The final proposal: one row per gas param, taken as the across-client worst case of the per-client winners. Columns are gas_param, client_name (the worst-case client), runtime_ms, CI bounds, the contributing selected_test / selected_opcode / selected_model_coef_name, glue_adjustment, new_gas_decimal, new_gas_rounded, and model_by-combo columns. This is what's diffed against the patched fork baseline in the report.

meta.json

Run metadata: package version, fork name, anchor rate, config hash, and timestamps. Useful as an audit pointer when comparing runs.

Markdown reports

runtime_estimation_autogenerated_report.md

Per-spec NNLS summary. For each (test, target, model_by-combo):

  • Per-client coefficient table with point estimate, CI, p-value.
  • R² and nobs.
  • Diagnostic plots inlined when output.plots: true.

This is the place to inspect fit quality — the proposal report only surfaces poor-fit selections, not every poor fit.

new_gas_proposal.md

The headline artifact. Sections, in order:

  1. Run metadata — timestamp, fork, anchor rate.
  2. Summary — single line counting proposed / increased / decreased / new / unresolved params and warning counts.
  3. Contents — TOC with anchor links.
  4. Proposed gas parameters — the diff table for fitted rows: gas_param, current_gas, proposed_gas, diff, pct, with <no fit> rows for unresolved params kept in a separate block.
  5. Client comparison — for each fitted param, the worst-client and second-worst-client values plus worst / second-worst ratio. Large ratios (≳ 2×) flag the worst client as a likely outlier. The per-client overview is rendered either as:
  6. A log2(proposed / current) heatmap when output.plots: true (red = more expensive than current, green = cheaper, blank rows = new_params declared without a baseline). The cell the per-client selector picked for each client is outlined.
  7. A markdown table fallback when plots are off; the winning cell is bolded.
  8. Worst-case provenance — one collapsible <details> block per gas param, showing every (test_name, target_opcode, model_coef_name, model_by) contender × every client. This is where you go when a proposed value looks surprising and you want to see what the other candidates said.
  9. Warnings — four subsections:
  10. Missing parameters — proposed names that produced no value.
  11. Incomplete client coverage — proposed for some clients, absent on others.
  12. Missing glue adjustments — glue contributions skipped due to fit-quality gates (see Glue adjustment).
  13. Other — anything else.
  14. Poor-fit selections — the same poor-fit winners the new_gas.csv row flags, plus a separate Other weak candidates subsection listing losing candidates that also failed the thresholds.
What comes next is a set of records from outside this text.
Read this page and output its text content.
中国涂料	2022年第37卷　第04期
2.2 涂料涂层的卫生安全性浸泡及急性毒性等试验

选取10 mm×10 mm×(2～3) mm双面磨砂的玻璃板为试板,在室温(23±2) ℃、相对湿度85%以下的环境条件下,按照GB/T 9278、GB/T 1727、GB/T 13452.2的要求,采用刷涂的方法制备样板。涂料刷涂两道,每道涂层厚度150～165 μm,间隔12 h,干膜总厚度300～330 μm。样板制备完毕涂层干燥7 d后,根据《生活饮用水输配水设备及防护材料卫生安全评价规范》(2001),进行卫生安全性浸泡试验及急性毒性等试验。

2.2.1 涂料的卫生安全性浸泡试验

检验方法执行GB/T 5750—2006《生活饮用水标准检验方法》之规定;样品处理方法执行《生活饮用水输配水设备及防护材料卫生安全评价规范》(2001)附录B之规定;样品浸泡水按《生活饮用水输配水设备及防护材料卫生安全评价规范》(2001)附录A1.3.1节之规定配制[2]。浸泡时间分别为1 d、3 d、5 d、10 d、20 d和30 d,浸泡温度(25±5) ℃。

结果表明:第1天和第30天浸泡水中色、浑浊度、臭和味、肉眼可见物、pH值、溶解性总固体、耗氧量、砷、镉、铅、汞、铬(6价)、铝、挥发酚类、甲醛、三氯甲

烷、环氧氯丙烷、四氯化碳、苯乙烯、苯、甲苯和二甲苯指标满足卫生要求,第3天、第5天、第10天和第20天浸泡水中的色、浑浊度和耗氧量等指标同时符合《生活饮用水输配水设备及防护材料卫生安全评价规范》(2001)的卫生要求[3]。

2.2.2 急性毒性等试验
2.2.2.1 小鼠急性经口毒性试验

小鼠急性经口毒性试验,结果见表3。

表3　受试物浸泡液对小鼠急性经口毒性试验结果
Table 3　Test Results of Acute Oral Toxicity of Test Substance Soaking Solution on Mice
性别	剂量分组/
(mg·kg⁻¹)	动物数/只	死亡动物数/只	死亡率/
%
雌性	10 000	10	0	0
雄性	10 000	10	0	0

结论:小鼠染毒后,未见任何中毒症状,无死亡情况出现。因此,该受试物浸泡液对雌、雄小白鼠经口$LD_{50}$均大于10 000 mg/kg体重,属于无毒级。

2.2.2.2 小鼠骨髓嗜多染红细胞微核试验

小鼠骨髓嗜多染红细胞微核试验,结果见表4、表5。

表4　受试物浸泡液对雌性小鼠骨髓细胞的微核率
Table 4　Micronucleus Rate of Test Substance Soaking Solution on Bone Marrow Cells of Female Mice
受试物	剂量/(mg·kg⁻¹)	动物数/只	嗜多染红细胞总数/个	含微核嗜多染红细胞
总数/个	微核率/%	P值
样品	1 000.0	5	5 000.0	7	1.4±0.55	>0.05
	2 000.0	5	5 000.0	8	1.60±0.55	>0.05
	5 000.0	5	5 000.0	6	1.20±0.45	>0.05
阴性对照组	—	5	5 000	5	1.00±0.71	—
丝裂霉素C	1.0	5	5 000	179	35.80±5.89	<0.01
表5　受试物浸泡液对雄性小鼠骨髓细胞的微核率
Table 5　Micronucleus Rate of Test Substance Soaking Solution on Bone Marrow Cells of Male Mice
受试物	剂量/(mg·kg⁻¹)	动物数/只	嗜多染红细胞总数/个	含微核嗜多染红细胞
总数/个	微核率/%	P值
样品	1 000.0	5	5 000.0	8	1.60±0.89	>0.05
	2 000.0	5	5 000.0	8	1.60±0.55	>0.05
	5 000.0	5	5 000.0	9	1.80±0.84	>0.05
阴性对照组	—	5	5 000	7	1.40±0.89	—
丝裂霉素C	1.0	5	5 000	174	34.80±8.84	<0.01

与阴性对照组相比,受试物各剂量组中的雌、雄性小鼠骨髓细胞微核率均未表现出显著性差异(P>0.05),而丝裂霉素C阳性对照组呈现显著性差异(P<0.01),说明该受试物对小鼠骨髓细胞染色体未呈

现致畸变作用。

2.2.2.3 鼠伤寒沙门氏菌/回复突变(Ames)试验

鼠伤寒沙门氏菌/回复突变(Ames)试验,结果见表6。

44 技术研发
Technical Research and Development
Use this to decide whether the worst-case pick is solid or whether you should split / refit the spec.

glue_opcodes_autogenerated_report.md (glue runs only)

Per-glue-opcode summary: tier, driver fixture, per-client coefficient with quality stats, and plots when enabled. See Glue adjustment for what the tiers mean.

Figures (figs/)

When output.plots: true:

  • figs/runtime/ — per-fit scatter plus regression line, one PNG per (spec, model_by-combo, client).
  • figs/glue/ — per-priced-glue diagnostic plots (glue runs only).
  • The proposal report's heatmaps are inlined directly as base64 data URIs so the .md is self-contained.

Turning plots off (output.plots: false) skips figs/ entirely and falls back to markdown tables in the report.